The Gift of Fire / On the Head of a Pin: Two Short Novels from Crosstown to Oblivion, While Mosley, Tor, May 8 2012, $24.99, ISBN: 9780765330086, reviewed by Harriet Klauser.

“The Gift of Fire” - Prometheus escapes from Zeus’ divine punishment for his betrayal with The Gift of Fire to the mortals. Though Prometheus knows he should plead with Pluto or Neptune for asylum, he refuses to cower. Instead he hides as a human in Los Angeles with plans to give the second gift. Cops greet him by beating him. Soon afterward he calls himself Foreman Prospect and meets wino Nosome Blane who agrees to take the big man around the city. After facing a judge, Foreman continues his trek around South Central.

“On the Head of a Pin” - At Jennings-Tremont Enterprises, Joshua Winterland and Ana Fried are developing an animatronics editing technique to create movies that contain the same quality as live filming. Their method will enable the perfect blending of dead superstars with the top talent of today. However, neither is prepared for the final cut on their footage that denotes a new reality.

Somewhat different in tone, these are two superb urban fantasy novellas share in common a focus on mankind’s relatively short and low stature in the universe. This leads to a degree of separation between an African-American wino and a billionaire oil man being insignificant in the expanding realm of the big bang. Intelligent, readers will appreciate this fine two-story collection as Walter Mosley makes it look Easy switching from mystery to fantasy.

The Hot Gate, John Ringo, Baen, Apr 24 2012, $7.99, ISBN: 9781451638189, Harriet Klausner.


In the outer Solar System, the orbital gates appear as a trading boom for mankind and the Grtul, but the Horvath arrive in warships conquering Terra (see Live Free or Die). As humanity quickly teetered on the brink of extinction, tycoon Tyler Vernon converted the large asteroid Troy into a tremendous battle station that along with the Solar Array Pumped Laser humans was used to drive away the invaders from the Sol System. However, an even more dangerous threat entered the system as the reptilian Rangora began a deadly serpentine blitzkrieg (see Citadel).

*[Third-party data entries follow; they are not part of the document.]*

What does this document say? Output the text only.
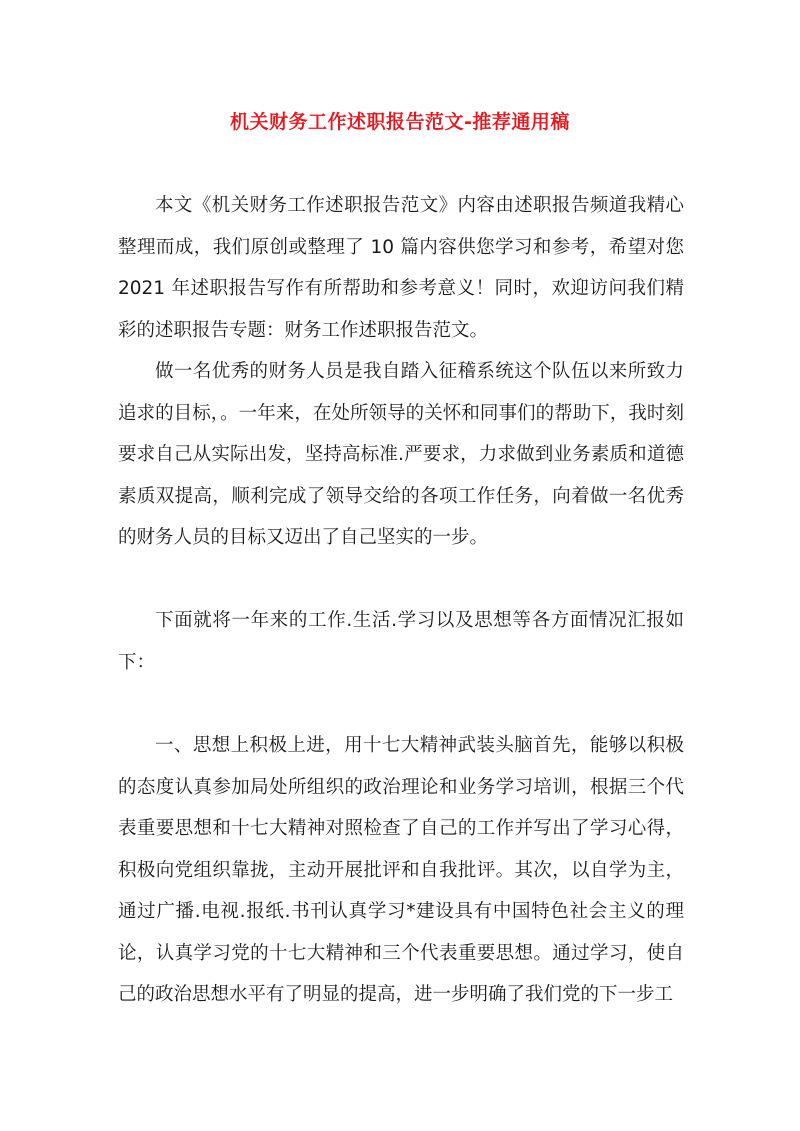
机关财务工作述职报告范文-推荐通用稿

本文《机关财务工作述职报告范文》内容由述职报告频道我精心整理而成，我们原创或整理了 10 篇内容供您学习和参考，希望对您 2021 年述职报告写作有所帮助和参考意义！同时，欢迎访问我们精彩的述职报告专题：财务工作述职报告范文。

做一名优秀的财务人员是我自踏入征稽系统这个队伍以来所致力追求的目标，。一年来，在处所领导的关怀和同事们的帮助下，我时刻要求自己从实际出发，坚持高标准.严要求，力求做到业务素质和道德素质双提高，顺利完成了领导交给的各项工作任务，向着做一名优秀的财务人员的目标又迈出了自己坚实的一步。

下面就将一年来的工作.生活.学习以及思想等各方面情况汇报如下：

一、思想上积极上进，用十七大精神武装头脑首先，能够以积极的态度认真参加局处所组织的政治理论和业务学习培训，根据三个代表重要思想和十七大精神对照检查了自己的工作并写出了学习心得，积极向党组织靠拢，主动开展批评和自我批评。其次，以自学为主，通过广播.电视.报纸.书刊认真学习*建设具有中国特色社会主义的理论，认真学习党的十七大精神和三个代表重要思想。通过学习，使自己的政治思想水平有了明显的提高，进一步明确了我们党的下一步工
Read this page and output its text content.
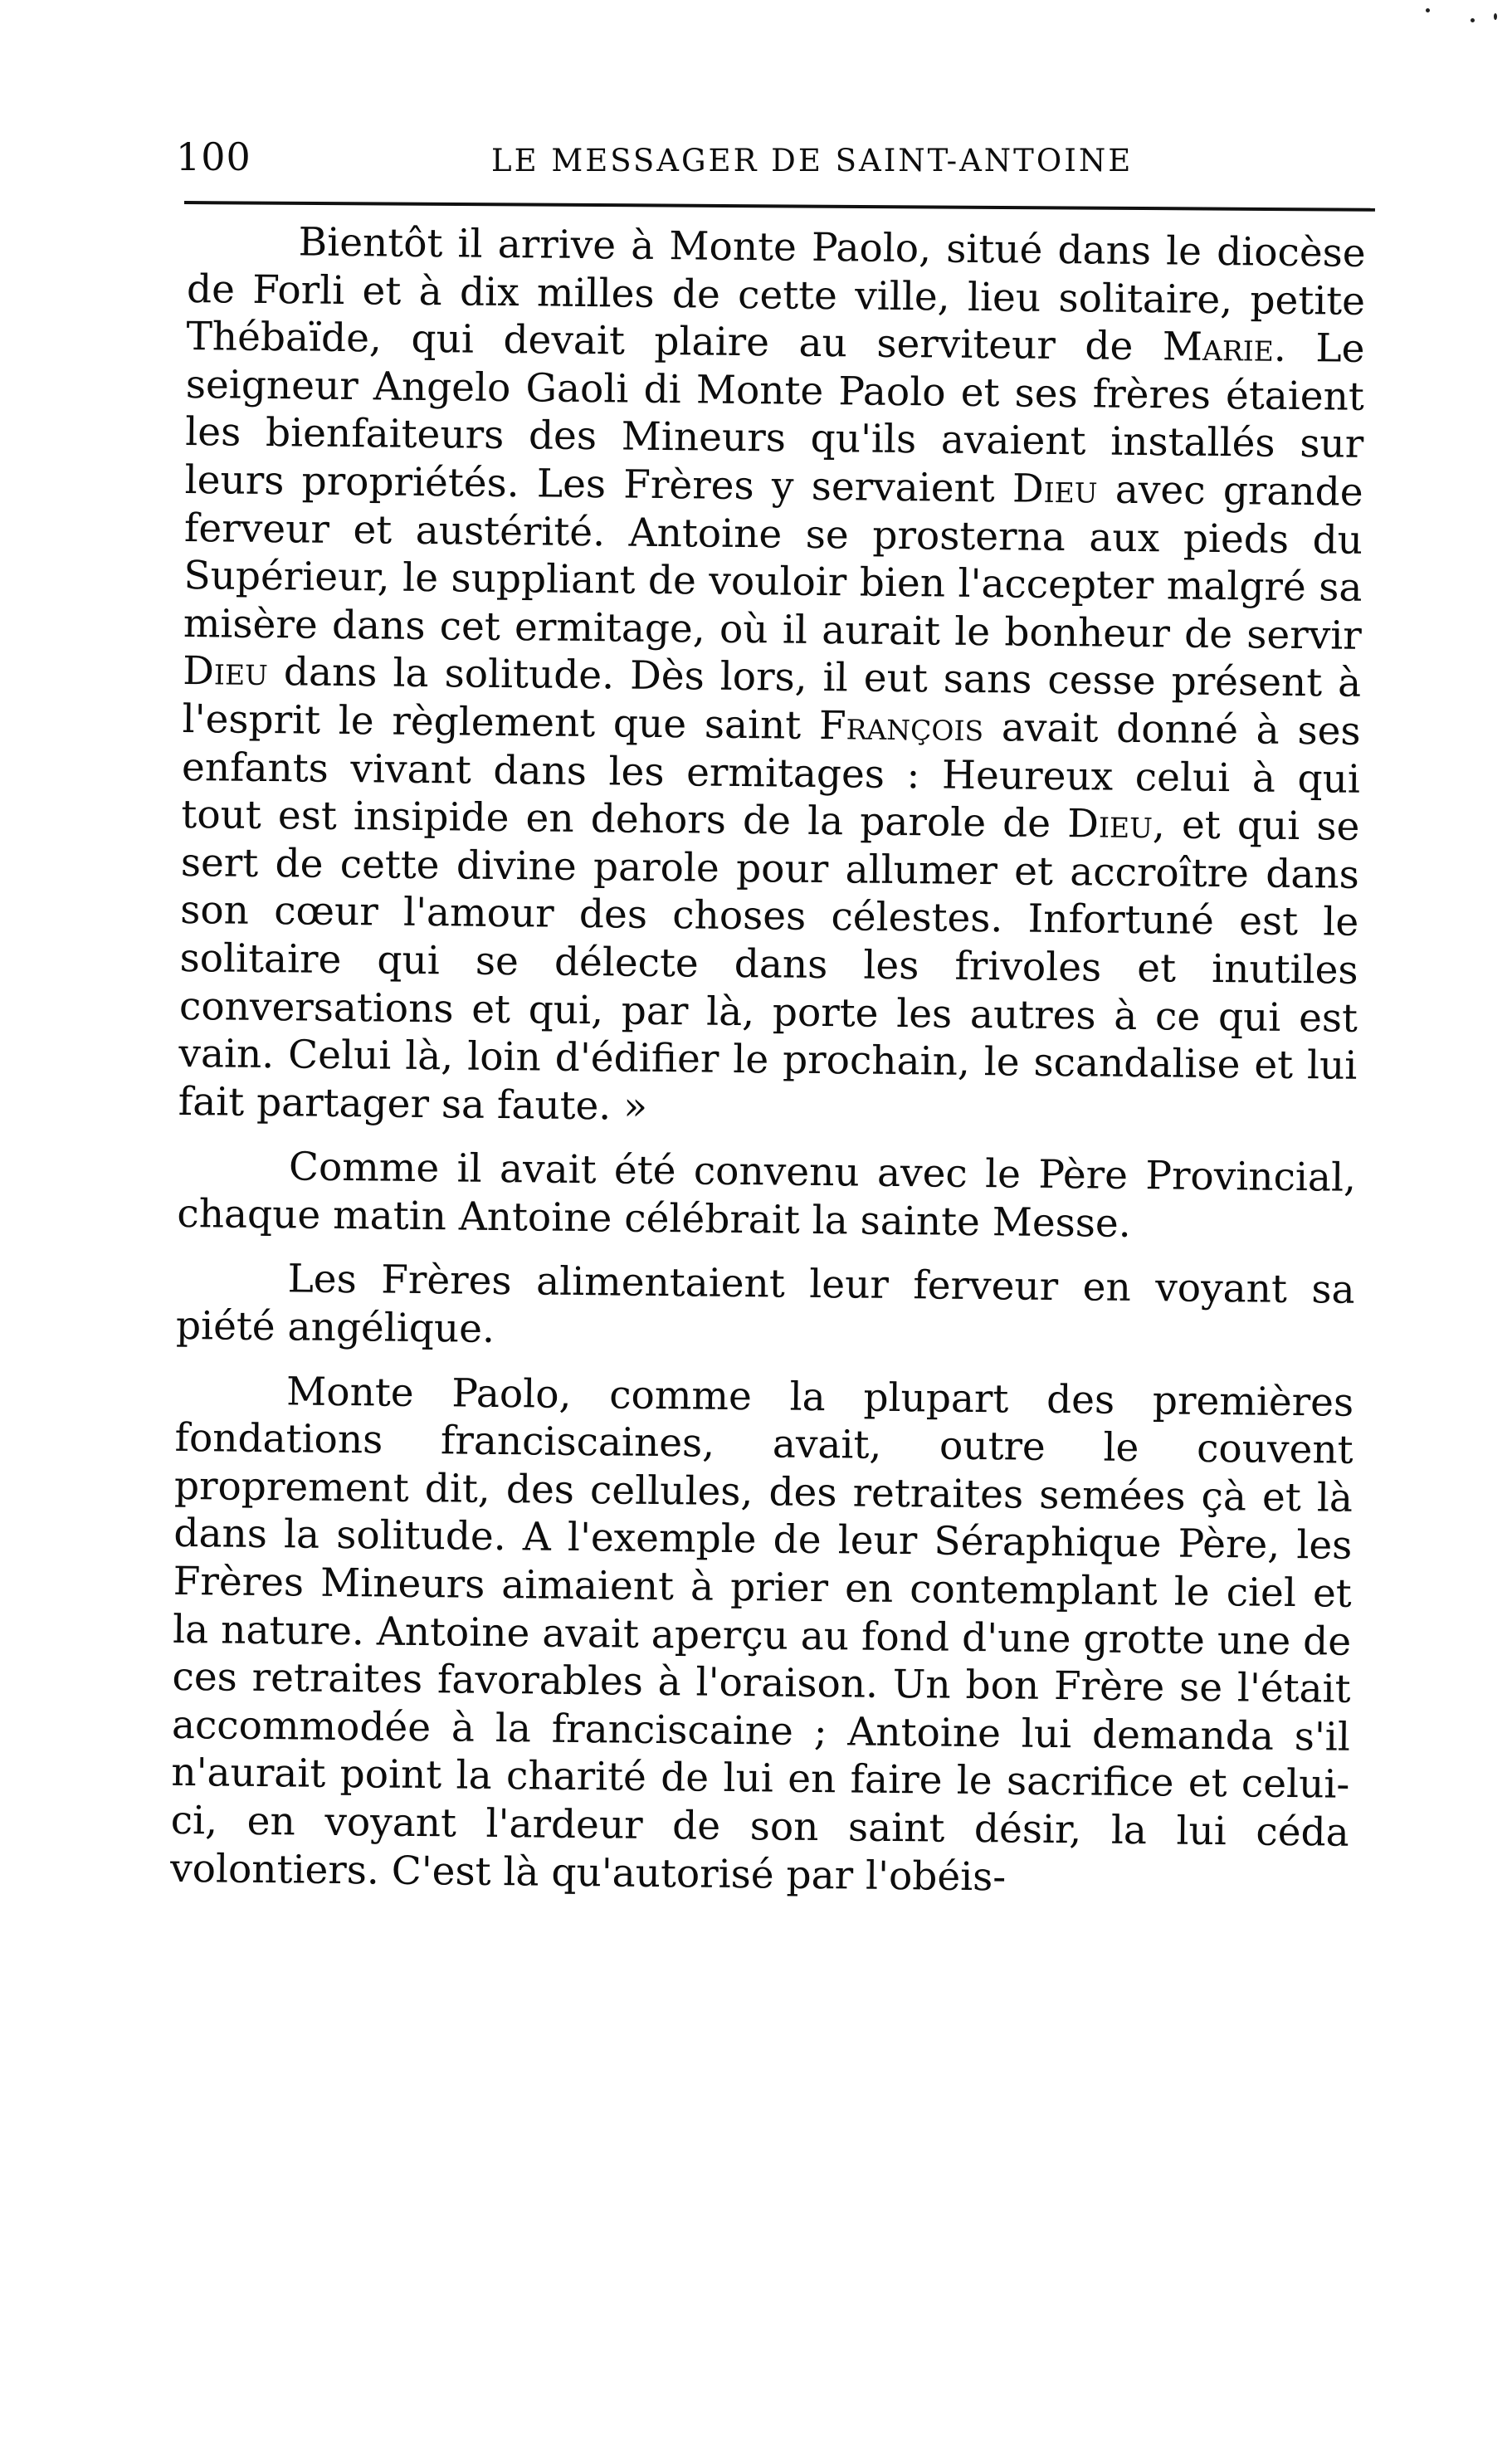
100	LE MESSAGER DE SAINT-ANTOINE

Bientôt il arrive à Monte Paolo, situé dans le diocèse de Forli et à dix milles de cette ville, lieu solitaire, petite Thébaïde, qui devait plaire au serviteur de Marie. Le seigneur Angelo Gaoli di Monte Paolo et ses frères étaient les bienfaiteurs des Mineurs qu'ils avaient installés sur leurs propriétés. Les Frères y servaient Dieu avec grande ferveur et austérité. Antoine se prosterna aux pieds du Supérieur, le suppliant de vouloir bien l'accepter malgré sa misère dans cet ermitage, où il aurait le bonheur de servir Dieu dans la solitude. Dès lors, il eut sans cesse présent à l'esprit le règlement que saint François avait donné à ses enfants vivant dans les ermitages : Heureux celui à qui tout est insipide en dehors de la parole de Dieu, et qui se sert de cette divine parole pour allumer et accroître dans son cœur l'amour des choses célestes. Infortuné est le solitaire qui se délecte dans les frivoles et inutiles conversations et qui, par là, porte les autres à ce qui est vain. Celui là, loin d'édifier le prochain, le scandalise et lui fait partager sa faute. »

Comme il avait été convenu avec le Père Provincial, chaque matin Antoine célébrait la sainte Messe.

Les Frères alimentaient leur ferveur en voyant sa piété angélique.

Monte Paolo, comme la plupart des premières fondations franciscaines, avait, outre le couvent proprement dit, des cellules, des retraites semées çà et là dans la solitude. A l'exemple de leur Séraphique Père, les Frères Mineurs aimaient à prier en contemplant le ciel et la nature. Antoine avait aperçu au fond d'une grotte une de ces retraites favorables à l'oraison. Un bon Frère se l'était accommodée à la franciscaine ; Antoine lui demanda s'il n'aurait point la charité de lui en faire le sacrifice et celui-ci, en voyant l'ardeur de son saint désir, la lui céda volontiers. C'est là qu'autorisé par l'obéis-
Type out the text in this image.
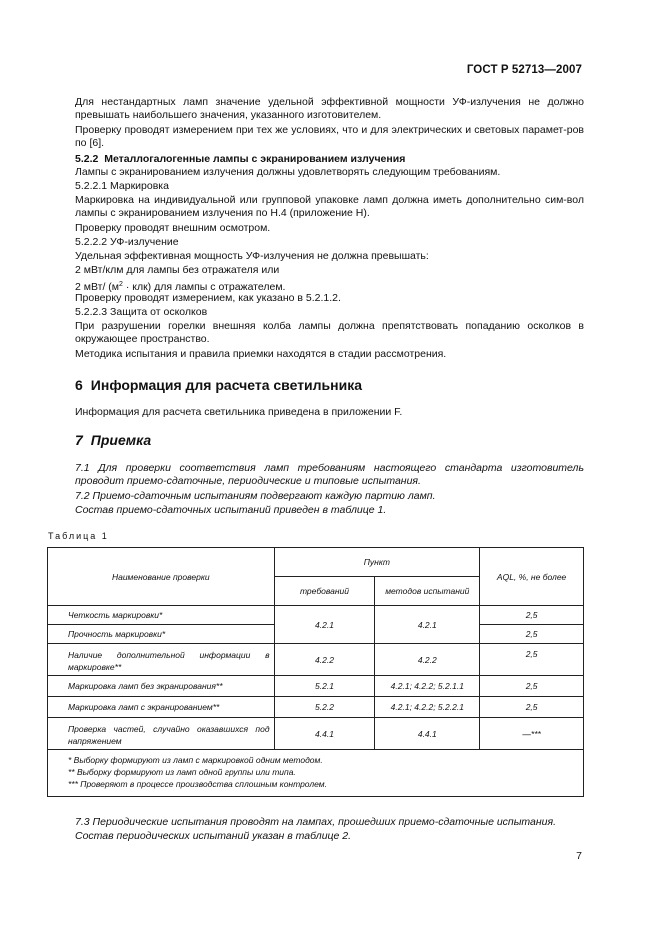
ГОСТ Р 52713—2007
Для нестандартных ламп значение удельной эффективной мощности УФ-излучения не должно превышать наибольшего значения, указанного изготовителем.
Проверку проводят измерением при тех же условиях, что и для электрических и световых парамет-ров по [6].
5.2.2 Металлогалогенные лампы с экранированием излучения
Лампы с экранированием излучения должны удовлетворять следующим требованиям.
5.2.2.1 Маркировка
Маркировка на индивидуальной или групповой упаковке ламп должна иметь дополнительно сим-вол лампы с экранированием излучения по Н.4 (приложение Н).
Проверку проводят внешним осмотром.
5.2.2.2 УФ-излучение
Удельная эффективная мощность УФ-излучения не должна превышать:
2 мВт/клм для лампы без отражателя или
2 мВт/ $(м^2 \cdot клк)$ для лампы с отражателем.
Проверку проводят измерением, как указано в 5.2.1.2.
5.2.2.3 Защита от осколков
При разрушении горелки внешняя колба лампы должна препятствовать попаданию осколков в окружающее пространство.
Методика испытания и правила приемки находятся в стадии рассмотрения.
6 Информация для расчета светильника
Информация для расчета светильника приведена в приложении F.
7 Приемка
7.1 Для проверки соответствия ламп требованиям настоящего стандарта изготовитель проводит приемо-сдаточные, периодические и типовые испытания.
7.2 Приемо-сдаточным испытаниям подвергают каждую партию ламп.
Состав приемо-сдаточных испытаний приведен в таблице 1.
Таблица 1
Наименование проверки	Пункт		AQL, %, не более
	требований	методов испытаний	
Четкость маркировки*	4.2.1	4.2.1	2,5
Прочность маркировки*			2,5
Наличие дополнительной информации в маркировке**	4.2.2	4.2.2	2,5
Маркировка ламп без экранирования**	5.2.1	4.2.1; 4.2.2; 5.2.1.1	2,5
Маркировка ламп с экранированием**	5.2.2	4.2.1; 4.2.2; 5.2.2.1	2,5
Проверка частей, случайно оказавшихся под напряжением	4.4.1	4.4.1	—***

* Выборку формируют из ламп с маркировкой одним методом.
** Выборку формируют из ламп одной группы или типа.
*** Проверяют в процессе производства сплошным контролем.			
7.3 Периодические испытания проводят на лампах, прошедших приемо-сдаточные испытания.
Состав периодических испытаний указан в таблице 2.
7
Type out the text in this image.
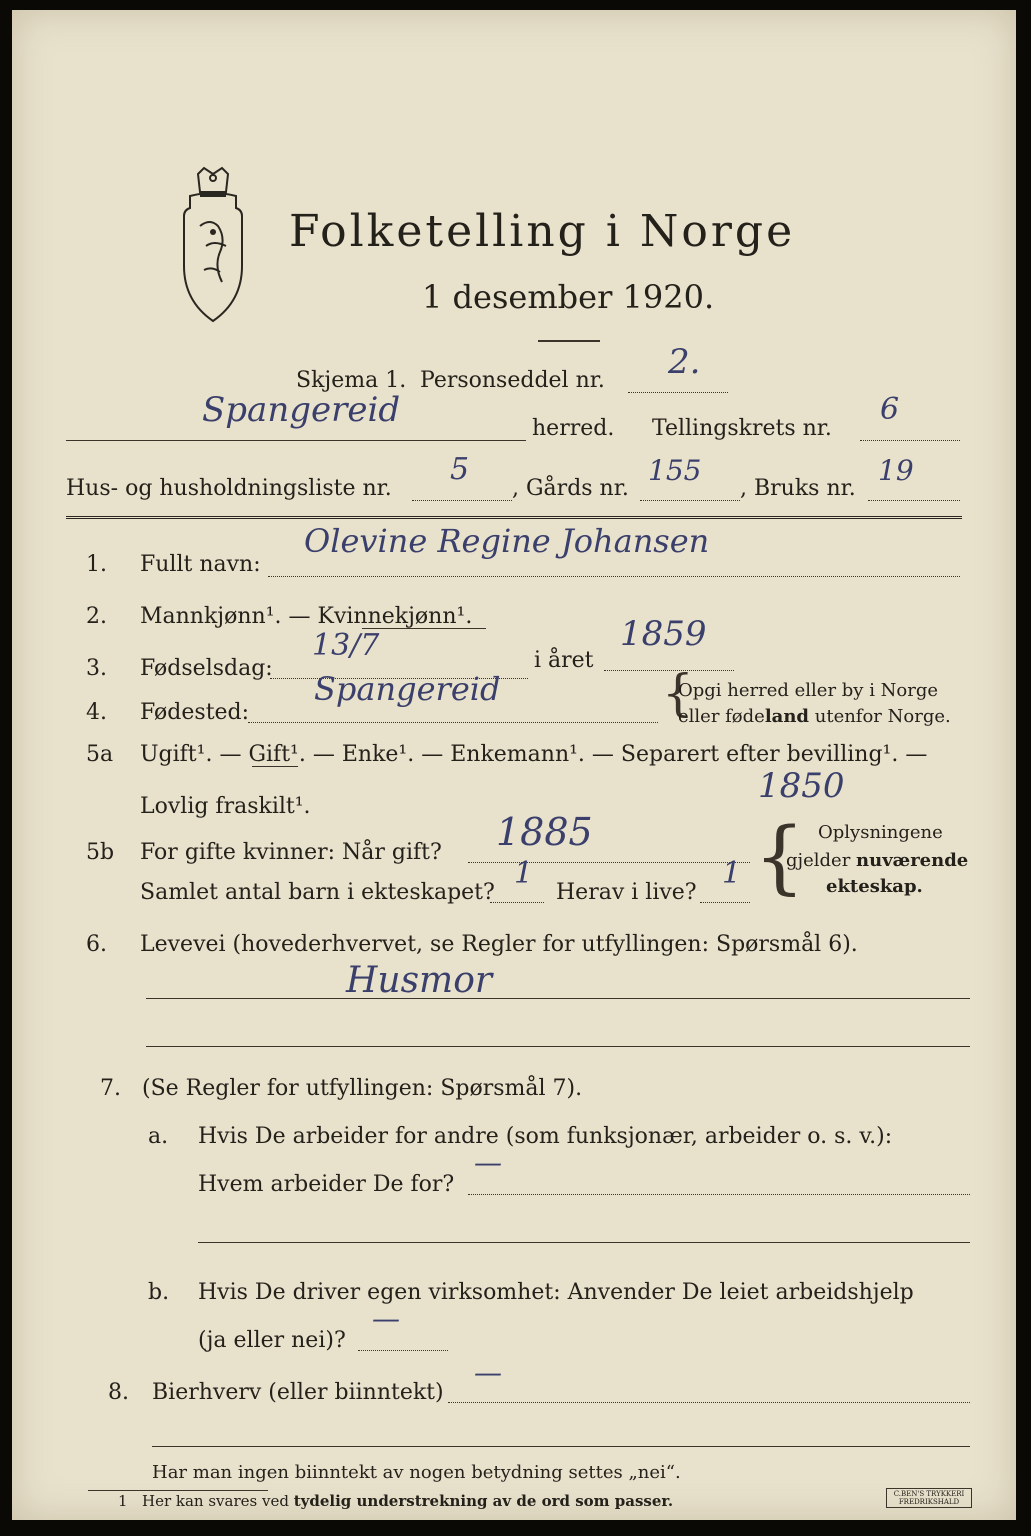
Folketelling i Norge
1 desember 1920.
Skjema 1. Personseddel nr. 2.
Spangereid	herred. Tellingskrets nr.
6
Hus- og husholdningsliste nr.
5
, Gårds nr.
155
, Bruks nr.
19
1. Fullt navn:
Olevine Regine Johansen
2. Mannkjønn¹. — Kvinnekjønn¹.
3. Fødselsdag:
13/7	i året
1859
4. Fødested:
Spangereid	{
Opgi herred eller by i Norge
eller fødeland utenfor Norge.
5a Ugift¹. — Gift¹. — Enke¹. — Enkemann¹. — Separert efter bevilling¹. —
Lovlig fraskilt¹.
1850
5b For gifte kvinner: Når gift? 1885
Samlet antal barn i ekteskapet?
1
Herav i live?
1 { Oplysningene
gjelder nuværende
ekteskap.
6. Levevei (hovederhvervet, se Regler for utfyllingen: Spørsmål 6).
Husmor
7. (Se Regler for utfyllingen: Spørsmål 7).
a. Hvis De arbeider for andre (som funksjonær, arbeider o. s. v.):
Hvem arbeider De for?
—
b. Hvis De driver egen virksomhet: Anvender De leiet arbeidshjelp
(ja eller nei)?
—
8. Bierhverv (eller biinntekt)
—
Har man ingen biinntekt av nogen betydning settes „nei“.
1 Her kan svares ved tydelig understrekning av de ord som passer.	C.BEN'S TRYKKERI
FREDRIKSHALD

Though earthlings have battled back, the threat remains ominous. To survive and thrive they must go where no one has dared ventured before: into the heart of the Rangora horde. Tyler Vernon and his unit aboard Troy begin the suicidal counter assault.

The latest Troy Rising storyline starts slow with a deep but irrelevant look into relationships in various cultures before finally turning back into the war of the solar systems. When the plot returns to its military science fiction theme, the tale goes into hyperspeed as readers anticipate the deadly confrontation that affirms Stalin’s commentary: "When one man dies it is a tragedy, when thousands die its statistics.”